Textmodell: IDS-XCES
Korpora der geschriebenen Sprache
IDS-Textmodell: Unterschiede gegenüber XCES
Das IDS-Textmodell ist formal realisiert durch IDS-XCES, das auf dem internationalen Kodierungsstandard XCES basiert und darüberhinaus einige Ergänzungen und Änderungen enthält, die wiederum großteils an den Standard TEI P5 angelehnt und teilweise durch die spezifische Korpusstruktur der IDS-Korpora motiviert sind. Diese Ergänzungen und Änderungen werden im Folgenden dargestellt, separat für die DTD-Datei und die zugehörige Header-Datei.

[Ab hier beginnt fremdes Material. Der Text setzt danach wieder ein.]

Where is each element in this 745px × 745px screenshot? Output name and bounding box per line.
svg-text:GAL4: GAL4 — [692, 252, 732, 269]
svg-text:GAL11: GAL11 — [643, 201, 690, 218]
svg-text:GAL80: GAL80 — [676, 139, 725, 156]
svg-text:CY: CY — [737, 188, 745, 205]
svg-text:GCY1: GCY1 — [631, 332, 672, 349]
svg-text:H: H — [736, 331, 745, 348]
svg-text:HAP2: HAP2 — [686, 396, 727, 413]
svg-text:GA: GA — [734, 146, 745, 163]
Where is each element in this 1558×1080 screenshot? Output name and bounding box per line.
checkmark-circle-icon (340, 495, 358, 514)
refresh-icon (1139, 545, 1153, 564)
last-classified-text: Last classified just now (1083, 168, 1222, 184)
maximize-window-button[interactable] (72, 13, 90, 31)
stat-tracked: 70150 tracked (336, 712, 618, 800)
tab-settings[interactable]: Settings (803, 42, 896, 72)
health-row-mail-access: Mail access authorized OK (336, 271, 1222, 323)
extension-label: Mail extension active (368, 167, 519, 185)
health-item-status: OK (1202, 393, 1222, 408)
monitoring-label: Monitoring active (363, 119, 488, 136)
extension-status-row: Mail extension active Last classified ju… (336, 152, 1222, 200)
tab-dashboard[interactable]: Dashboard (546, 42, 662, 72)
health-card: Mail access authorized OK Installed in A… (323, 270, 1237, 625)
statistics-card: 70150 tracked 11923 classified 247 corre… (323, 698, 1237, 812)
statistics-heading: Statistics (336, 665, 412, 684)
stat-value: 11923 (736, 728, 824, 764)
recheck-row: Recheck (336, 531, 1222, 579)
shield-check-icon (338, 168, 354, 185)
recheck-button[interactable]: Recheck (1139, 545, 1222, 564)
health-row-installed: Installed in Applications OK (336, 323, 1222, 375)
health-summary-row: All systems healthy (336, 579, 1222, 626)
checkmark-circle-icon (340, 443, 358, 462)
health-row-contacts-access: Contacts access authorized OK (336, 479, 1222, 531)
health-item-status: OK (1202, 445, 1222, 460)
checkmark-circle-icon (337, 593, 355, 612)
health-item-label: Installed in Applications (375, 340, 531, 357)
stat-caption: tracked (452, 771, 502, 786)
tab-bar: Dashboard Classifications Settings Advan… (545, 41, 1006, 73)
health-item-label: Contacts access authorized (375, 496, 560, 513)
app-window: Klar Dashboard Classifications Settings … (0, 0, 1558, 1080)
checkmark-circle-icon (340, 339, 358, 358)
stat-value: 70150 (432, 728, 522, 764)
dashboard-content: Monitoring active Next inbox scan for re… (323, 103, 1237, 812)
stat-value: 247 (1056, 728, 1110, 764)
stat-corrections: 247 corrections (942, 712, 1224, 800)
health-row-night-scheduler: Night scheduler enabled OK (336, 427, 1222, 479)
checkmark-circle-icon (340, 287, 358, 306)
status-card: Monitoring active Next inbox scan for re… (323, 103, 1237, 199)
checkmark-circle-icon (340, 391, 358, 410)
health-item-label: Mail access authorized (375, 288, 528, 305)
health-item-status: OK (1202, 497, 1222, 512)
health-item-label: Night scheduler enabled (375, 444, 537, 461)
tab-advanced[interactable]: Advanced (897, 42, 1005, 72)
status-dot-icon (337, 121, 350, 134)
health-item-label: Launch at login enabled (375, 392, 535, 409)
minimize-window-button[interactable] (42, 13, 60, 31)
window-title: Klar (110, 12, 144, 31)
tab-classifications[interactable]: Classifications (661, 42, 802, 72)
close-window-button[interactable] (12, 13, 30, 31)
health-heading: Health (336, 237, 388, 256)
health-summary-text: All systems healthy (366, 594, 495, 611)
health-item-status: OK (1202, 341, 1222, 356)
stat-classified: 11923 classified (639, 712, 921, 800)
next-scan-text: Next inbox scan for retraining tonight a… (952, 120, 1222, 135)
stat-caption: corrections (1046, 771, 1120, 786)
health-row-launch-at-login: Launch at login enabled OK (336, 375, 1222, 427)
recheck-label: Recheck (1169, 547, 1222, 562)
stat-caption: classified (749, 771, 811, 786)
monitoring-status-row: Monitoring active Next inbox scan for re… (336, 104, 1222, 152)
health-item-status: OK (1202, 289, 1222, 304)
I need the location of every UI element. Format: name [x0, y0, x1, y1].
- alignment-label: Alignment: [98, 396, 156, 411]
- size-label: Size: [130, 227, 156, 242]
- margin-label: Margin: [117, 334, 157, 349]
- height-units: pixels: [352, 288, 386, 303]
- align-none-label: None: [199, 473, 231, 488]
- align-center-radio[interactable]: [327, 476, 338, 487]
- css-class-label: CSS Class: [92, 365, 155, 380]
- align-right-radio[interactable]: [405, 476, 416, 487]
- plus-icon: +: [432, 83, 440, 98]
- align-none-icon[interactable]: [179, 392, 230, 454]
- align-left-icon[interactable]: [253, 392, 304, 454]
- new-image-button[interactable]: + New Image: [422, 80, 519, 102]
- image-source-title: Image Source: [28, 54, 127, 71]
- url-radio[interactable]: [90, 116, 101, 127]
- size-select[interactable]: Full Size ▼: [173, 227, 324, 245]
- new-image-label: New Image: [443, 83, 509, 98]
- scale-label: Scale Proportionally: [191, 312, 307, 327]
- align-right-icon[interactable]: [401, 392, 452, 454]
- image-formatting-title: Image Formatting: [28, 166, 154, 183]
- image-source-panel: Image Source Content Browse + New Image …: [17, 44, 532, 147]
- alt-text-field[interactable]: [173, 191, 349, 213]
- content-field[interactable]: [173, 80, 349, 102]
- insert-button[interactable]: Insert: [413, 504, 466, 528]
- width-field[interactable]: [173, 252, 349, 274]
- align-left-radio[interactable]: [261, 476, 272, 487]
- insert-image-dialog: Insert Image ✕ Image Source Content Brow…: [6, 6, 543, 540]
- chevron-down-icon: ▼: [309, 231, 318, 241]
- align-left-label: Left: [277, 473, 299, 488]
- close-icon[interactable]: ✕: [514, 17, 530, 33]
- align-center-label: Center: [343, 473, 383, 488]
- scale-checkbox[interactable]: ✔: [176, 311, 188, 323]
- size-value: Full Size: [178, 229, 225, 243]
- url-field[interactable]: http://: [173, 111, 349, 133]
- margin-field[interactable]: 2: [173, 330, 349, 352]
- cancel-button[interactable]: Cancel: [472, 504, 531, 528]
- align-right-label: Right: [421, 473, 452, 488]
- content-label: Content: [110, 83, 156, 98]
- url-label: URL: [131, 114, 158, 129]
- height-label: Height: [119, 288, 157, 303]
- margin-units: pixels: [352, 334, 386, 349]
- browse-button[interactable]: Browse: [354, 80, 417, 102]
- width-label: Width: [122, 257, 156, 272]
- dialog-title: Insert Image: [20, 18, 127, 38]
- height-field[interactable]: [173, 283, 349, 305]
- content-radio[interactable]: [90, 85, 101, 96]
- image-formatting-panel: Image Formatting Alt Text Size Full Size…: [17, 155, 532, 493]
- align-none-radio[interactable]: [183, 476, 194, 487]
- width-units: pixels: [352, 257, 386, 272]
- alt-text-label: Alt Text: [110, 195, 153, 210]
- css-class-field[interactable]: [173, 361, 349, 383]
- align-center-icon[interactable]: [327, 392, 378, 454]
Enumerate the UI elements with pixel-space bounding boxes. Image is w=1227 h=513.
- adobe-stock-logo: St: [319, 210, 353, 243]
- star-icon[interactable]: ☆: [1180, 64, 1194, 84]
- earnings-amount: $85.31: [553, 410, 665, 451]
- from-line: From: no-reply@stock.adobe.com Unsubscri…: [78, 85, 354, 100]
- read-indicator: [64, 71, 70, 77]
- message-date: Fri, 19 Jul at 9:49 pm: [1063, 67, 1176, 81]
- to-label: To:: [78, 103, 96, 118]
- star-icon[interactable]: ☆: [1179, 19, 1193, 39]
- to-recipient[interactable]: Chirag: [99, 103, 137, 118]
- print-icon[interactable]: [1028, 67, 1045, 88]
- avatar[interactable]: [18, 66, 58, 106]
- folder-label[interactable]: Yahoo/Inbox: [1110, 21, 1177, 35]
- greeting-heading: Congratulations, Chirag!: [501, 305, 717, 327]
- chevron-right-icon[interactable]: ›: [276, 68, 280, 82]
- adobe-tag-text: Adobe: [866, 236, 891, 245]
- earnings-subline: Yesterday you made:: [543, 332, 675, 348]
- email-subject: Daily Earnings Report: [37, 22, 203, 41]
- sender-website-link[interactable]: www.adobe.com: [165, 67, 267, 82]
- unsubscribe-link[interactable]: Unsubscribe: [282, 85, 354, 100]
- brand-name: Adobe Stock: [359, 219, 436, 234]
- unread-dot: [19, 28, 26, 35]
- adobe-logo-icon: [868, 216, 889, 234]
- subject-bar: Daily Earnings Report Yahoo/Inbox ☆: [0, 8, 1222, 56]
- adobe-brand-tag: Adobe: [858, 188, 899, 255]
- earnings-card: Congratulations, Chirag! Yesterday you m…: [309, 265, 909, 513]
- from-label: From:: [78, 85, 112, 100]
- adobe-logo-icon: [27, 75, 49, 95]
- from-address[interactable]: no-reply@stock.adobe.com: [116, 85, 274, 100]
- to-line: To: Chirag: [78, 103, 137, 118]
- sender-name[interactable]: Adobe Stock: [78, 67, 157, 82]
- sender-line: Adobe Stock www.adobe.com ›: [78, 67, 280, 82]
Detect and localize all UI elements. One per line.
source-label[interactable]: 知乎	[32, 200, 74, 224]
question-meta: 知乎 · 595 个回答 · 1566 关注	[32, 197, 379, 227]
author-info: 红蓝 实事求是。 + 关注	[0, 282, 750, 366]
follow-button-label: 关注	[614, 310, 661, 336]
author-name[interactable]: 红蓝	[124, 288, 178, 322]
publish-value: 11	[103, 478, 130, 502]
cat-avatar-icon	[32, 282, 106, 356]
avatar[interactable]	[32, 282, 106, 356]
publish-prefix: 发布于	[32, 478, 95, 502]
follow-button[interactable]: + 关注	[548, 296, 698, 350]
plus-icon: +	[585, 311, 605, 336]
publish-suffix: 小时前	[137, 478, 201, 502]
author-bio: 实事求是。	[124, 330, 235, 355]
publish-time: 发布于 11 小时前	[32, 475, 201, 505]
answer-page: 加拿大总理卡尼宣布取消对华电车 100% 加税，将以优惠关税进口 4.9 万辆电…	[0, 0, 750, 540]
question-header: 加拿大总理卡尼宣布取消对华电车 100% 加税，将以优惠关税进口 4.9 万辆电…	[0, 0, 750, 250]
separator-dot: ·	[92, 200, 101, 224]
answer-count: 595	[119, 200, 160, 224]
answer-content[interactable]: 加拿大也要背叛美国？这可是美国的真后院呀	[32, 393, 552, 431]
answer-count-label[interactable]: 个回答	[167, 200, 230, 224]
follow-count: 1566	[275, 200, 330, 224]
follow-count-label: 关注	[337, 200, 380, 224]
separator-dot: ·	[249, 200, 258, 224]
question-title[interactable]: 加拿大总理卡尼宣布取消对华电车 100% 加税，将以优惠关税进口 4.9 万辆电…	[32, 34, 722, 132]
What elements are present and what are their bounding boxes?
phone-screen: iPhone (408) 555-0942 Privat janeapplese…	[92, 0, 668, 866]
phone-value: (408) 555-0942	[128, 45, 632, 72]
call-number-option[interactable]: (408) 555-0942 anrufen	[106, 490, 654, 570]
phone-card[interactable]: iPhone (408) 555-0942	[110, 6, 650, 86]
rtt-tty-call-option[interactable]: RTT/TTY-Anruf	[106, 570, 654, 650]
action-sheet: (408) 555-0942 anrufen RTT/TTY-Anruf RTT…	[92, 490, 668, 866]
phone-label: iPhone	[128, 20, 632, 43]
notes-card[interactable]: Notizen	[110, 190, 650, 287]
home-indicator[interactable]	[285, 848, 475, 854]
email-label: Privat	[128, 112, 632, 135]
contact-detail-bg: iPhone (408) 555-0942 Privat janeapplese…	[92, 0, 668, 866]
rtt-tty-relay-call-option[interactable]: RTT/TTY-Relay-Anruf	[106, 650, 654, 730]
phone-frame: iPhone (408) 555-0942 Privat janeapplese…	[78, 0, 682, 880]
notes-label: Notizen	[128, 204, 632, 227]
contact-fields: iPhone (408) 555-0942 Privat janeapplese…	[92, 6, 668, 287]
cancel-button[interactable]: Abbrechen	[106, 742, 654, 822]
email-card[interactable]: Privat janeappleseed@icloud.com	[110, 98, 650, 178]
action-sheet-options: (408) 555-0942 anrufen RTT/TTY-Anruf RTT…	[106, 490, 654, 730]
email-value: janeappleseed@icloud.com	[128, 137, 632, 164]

Hierbei werden hier nur die Elemente aufgelistet, deren Element- oder Attribut-Deklaration sich in XCES und IDS-XCES unterscheiden. Betreffen die Unterschiede nur die Element-Deklaration, so ist die zugehörige Attribut-Deklaration nicht aufgeführt.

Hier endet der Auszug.